Oblique contact ball bearing and turbocharger

Abstract

An oblique contact ball bearing 2 has a curvature radius of a raceway 21 of an outer ring 10 which is reduced toward a bottom 21A of the raceway 21 in a cross-section of the outer ring 10 cut in a plane containing a central axis of the outer ring 10. According to the oblique contact ball bearing 2, a distance Δx1 between the bottom 21A of the raceway 21 of the outer ring 10 and balls 12 can be made greater without increasing a contact angle θ of the ball 12 than the case where the curvature radius of the raceway 21 of the outer ring 10 is constant. Even if a temperature difference occurs between an inner ring and the outer ring, a clearance clogging can be avoided, and the balls are smoothly rotated to prevent early peeling.

Description

TECHNICAL FIELD

The present invention relates to an oblique contact ball bearing (angular contact ball bearing), and more specifically relates to an oblique contact ball bearing suitable for use with large temperature difference between an inner ring and an outer ring and useful, for example, as an oblique contact ball bearing for a turbocharger.

BACKGROUND ART

As an example of conventional oblique contact ball bearings, there is an oblique contact ball bearing 110 placed between a turbine shaft 101 of a turbocharger and a housing 102 as shown in FIG. 3A. The oblique contact ball bearing 110 is composed of an inner ring 103 engaged with an outer peripheral face of the turbine shaft 101, an outer ring 104 engaged with an inner peripheral face of the housing 102, and a ball 105 rotatably interposed between a raceway 103A of the inner ring 103 and a raceway 104A of the outer ring 104. It is to be noted that a thick end face 104A of the outer ring 104 is pressed by a spring 106 in the axial direction so that a preload is applied to the bearing 110.

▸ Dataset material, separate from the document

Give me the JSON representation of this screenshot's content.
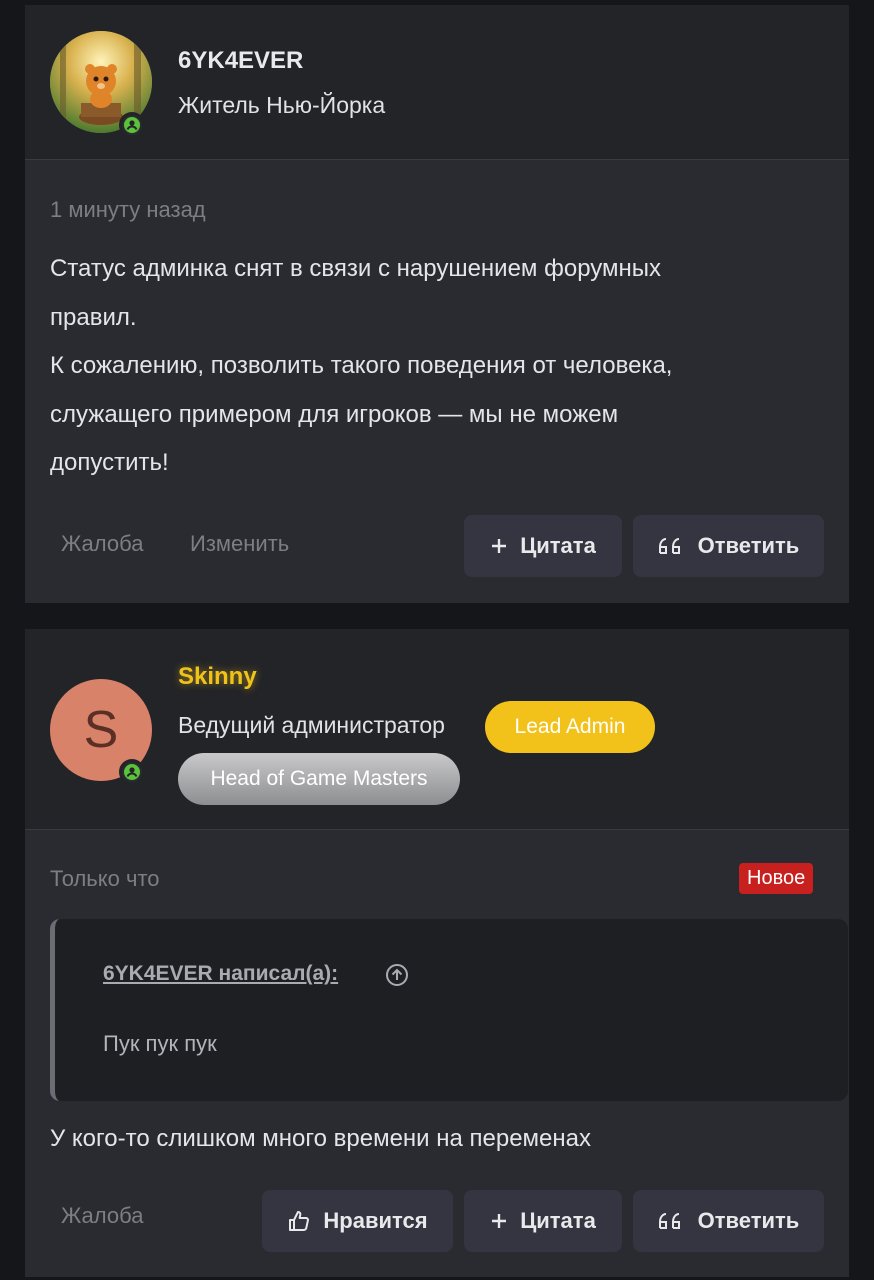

Since the turbocharger is structured such that turbine blades are rotated by high-temperature exhaust gas, the temperature of the turbine shaft 101 becomes high. Thereby, the temperature of the inner ring 103 of the oblique contact ball bearing 110 is increased, while the housing 102 is cooled by a coolant.

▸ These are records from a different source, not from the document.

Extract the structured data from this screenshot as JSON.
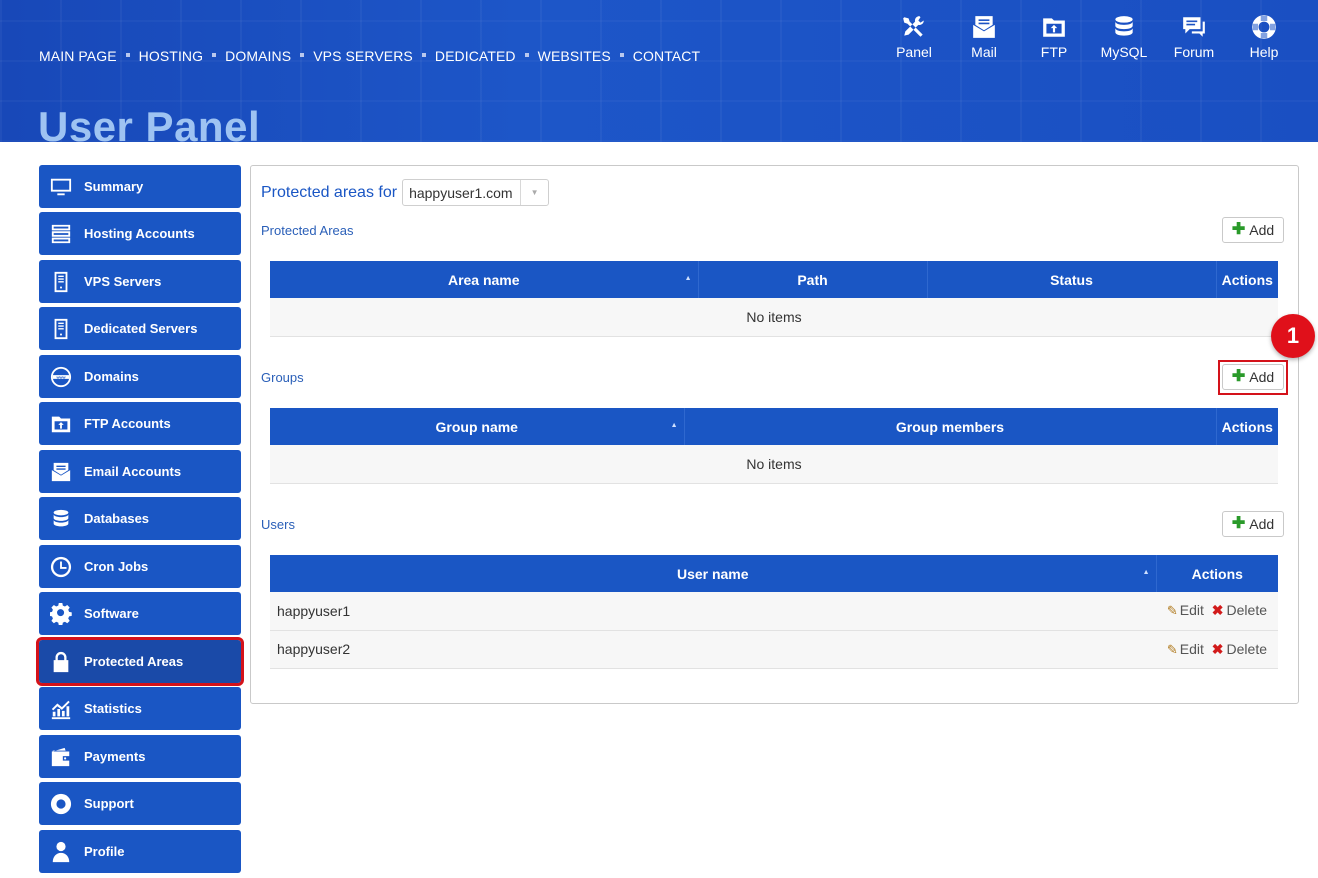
{
  "header": {
    "nav": [
      "MAIN PAGE",
      "HOSTING",
      "DOMAINS",
      "VPS SERVERS",
      "DEDICATED",
      "WEBSITES",
      "CONTACT"
    ],
    "title": "User Panel",
    "quick_links": [
      {
        "label": "Panel",
        "icon": "tools-icon"
      },
      {
        "label": "Mail",
        "icon": "mail-icon"
      },
      {
        "label": "FTP",
        "icon": "folder-icon"
      },
      {
        "label": "MySQL",
        "icon": "database-icon"
      },
      {
        "label": "Forum",
        "icon": "chat-icon"
      },
      {
        "label": "Help",
        "icon": "lifebuoy-icon"
      }
    ]
  },
  "sidebar": {
    "items": [
      {
        "label": "Summary",
        "icon": "monitor-icon"
      },
      {
        "label": "Hosting Accounts",
        "icon": "server-rack-icon"
      },
      {
        "label": "VPS Servers",
        "icon": "server-icon"
      },
      {
        "label": "Dedicated Servers",
        "icon": "server-icon"
      },
      {
        "label": "Domains",
        "icon": "www-globe-icon"
      },
      {
        "label": "FTP Accounts",
        "icon": "folder-icon"
      },
      {
        "label": "Email Accounts",
        "icon": "mail-icon"
      },
      {
        "label": "Databases",
        "icon": "database-icon"
      },
      {
        "label": "Cron Jobs",
        "icon": "clock-icon"
      },
      {
        "label": "Software",
        "icon": "gear-icon"
      },
      {
        "label": "Protected Areas",
        "icon": "lock-icon"
      },
      {
        "label": "Statistics",
        "icon": "chart-icon"
      },
      {
        "label": "Payments",
        "icon": "wallet-icon"
      },
      {
        "label": "Support",
        "icon": "lifebuoy-icon"
      },
      {
        "label": "Profile",
        "icon": "user-icon"
      }
    ],
    "active": "Protected Areas"
  },
  "main": {
    "for_label": "Protected areas for",
    "domain_select": "happyuser1.com",
    "add_label": "Add",
    "areas": {
      "title": "Protected Areas",
      "columns": [
        "Area name",
        "Path",
        "Status",
        "Actions"
      ],
      "empty": "No items"
    },
    "groups": {
      "title": "Groups",
      "columns": [
        "Group name",
        "Group members",
        "Actions"
      ],
      "empty": "No items"
    },
    "users": {
      "title": "Users",
      "columns": [
        "User name",
        "Actions"
      ],
      "rows": [
        {
          "name": "happyuser1"
        },
        {
          "name": "happyuser2"
        }
      ],
      "edit_label": "Edit",
      "delete_label": "Delete"
    },
    "annotation_badge": "1"
  },
  "colors": {
    "accent": "#1a56c4",
    "highlight": "#d4121a",
    "title": "#9ec3f2"
  }
}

Consequently, in the case where, for example, the housing 102 is supercooled, a temperature difference becomes large between the inner ring 103 and the outer ring 104 of the oblique contact ball bearing 110. Thus, due to a thermal expansion difference between the inner ring 103 and the outer ring 104, the outer ring 104 shifts from a state described by a chain line to another state described by a solid line. This movement of the outer ring 104 decreases a contact angle of the ball 105, so that the ball 105 is much compressed by the raceway 104A of the outer ring 104 and the raceway 103A of the inner ring 103. Thereby, smooth rotational movement of the ball 105 is disturbed. More particularly, there is a problem that the balls 105 clog in a clearance between the inner ring 103 and the outer ring 104, so that peeling occurs at an early stage on a bottom of the raceway 104A of the outer ring 104 and/or on a bottom of the raceway 103A of the inner ring 103.

DISCLOSURE OF INVENTION

Subjects to be Solved by the Invention

An object of the present invention is to provide an oblique contact ball bearing capable of avoiding a clearance clogging and preventing generation of early peeling by smooth ball rotation even if a temperature difference occurs between an inner ring and an outer ring.

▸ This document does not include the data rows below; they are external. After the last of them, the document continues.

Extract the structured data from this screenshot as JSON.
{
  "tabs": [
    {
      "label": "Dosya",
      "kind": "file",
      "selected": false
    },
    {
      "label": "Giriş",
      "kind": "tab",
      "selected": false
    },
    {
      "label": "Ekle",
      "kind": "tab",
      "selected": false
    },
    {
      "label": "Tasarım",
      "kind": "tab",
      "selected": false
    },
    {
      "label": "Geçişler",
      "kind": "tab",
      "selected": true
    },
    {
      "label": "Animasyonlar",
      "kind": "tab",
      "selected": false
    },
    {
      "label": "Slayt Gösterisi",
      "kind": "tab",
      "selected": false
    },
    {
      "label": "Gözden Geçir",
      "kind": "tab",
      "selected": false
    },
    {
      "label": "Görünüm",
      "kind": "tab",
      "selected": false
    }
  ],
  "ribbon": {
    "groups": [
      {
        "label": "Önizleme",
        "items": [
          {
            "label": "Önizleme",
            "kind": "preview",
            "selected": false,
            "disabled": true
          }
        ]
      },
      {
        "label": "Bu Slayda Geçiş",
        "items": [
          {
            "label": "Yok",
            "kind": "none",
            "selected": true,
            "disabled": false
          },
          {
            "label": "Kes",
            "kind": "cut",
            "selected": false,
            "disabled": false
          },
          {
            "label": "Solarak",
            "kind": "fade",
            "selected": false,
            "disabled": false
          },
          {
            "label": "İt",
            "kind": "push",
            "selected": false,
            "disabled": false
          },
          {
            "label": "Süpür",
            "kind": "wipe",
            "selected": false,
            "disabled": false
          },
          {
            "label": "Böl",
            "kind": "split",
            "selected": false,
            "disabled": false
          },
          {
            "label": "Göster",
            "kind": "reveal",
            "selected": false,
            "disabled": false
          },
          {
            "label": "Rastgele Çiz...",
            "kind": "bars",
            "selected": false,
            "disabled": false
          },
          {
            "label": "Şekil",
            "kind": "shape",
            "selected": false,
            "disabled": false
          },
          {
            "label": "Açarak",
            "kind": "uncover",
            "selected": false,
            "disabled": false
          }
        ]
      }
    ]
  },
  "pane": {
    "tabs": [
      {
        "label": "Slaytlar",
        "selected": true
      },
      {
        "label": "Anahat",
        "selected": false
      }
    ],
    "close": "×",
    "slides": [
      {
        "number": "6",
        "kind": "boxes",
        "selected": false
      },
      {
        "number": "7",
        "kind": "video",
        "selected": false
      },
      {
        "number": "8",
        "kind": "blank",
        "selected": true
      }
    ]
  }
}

MEANS FOR SOLVING THE SUBJECTS

In order to achieve the above-mentioned object, a first aspect of the present invention provides an oblique contact ball bearing, comprising:

an outer ring;

an inner ring; and

a ball placed between the outer ring and the inner ring, wherein

a straight line connecting between a point in contact with a raceway of the outer ring and a point in contact with a raceway of the inner ring is inclined to a plane orthogonal to an axis of the outer ring, and wherein

a curvature radius of the raceway is reduced toward a bottom of the raceway in an axial cross-section of the outer ring.

According to the oblique contact ball bearing of the present invention, the curvature radius of the raceway of the outer ring is reduced toward the bottom of the raceway of the outer ring. Therefore, a distance between the bottom of the raceway of the outer ring and the ball can be made greater without increasing a contact angle of the ball than the case where the curvature radius of the raceway of the outer ring is constant.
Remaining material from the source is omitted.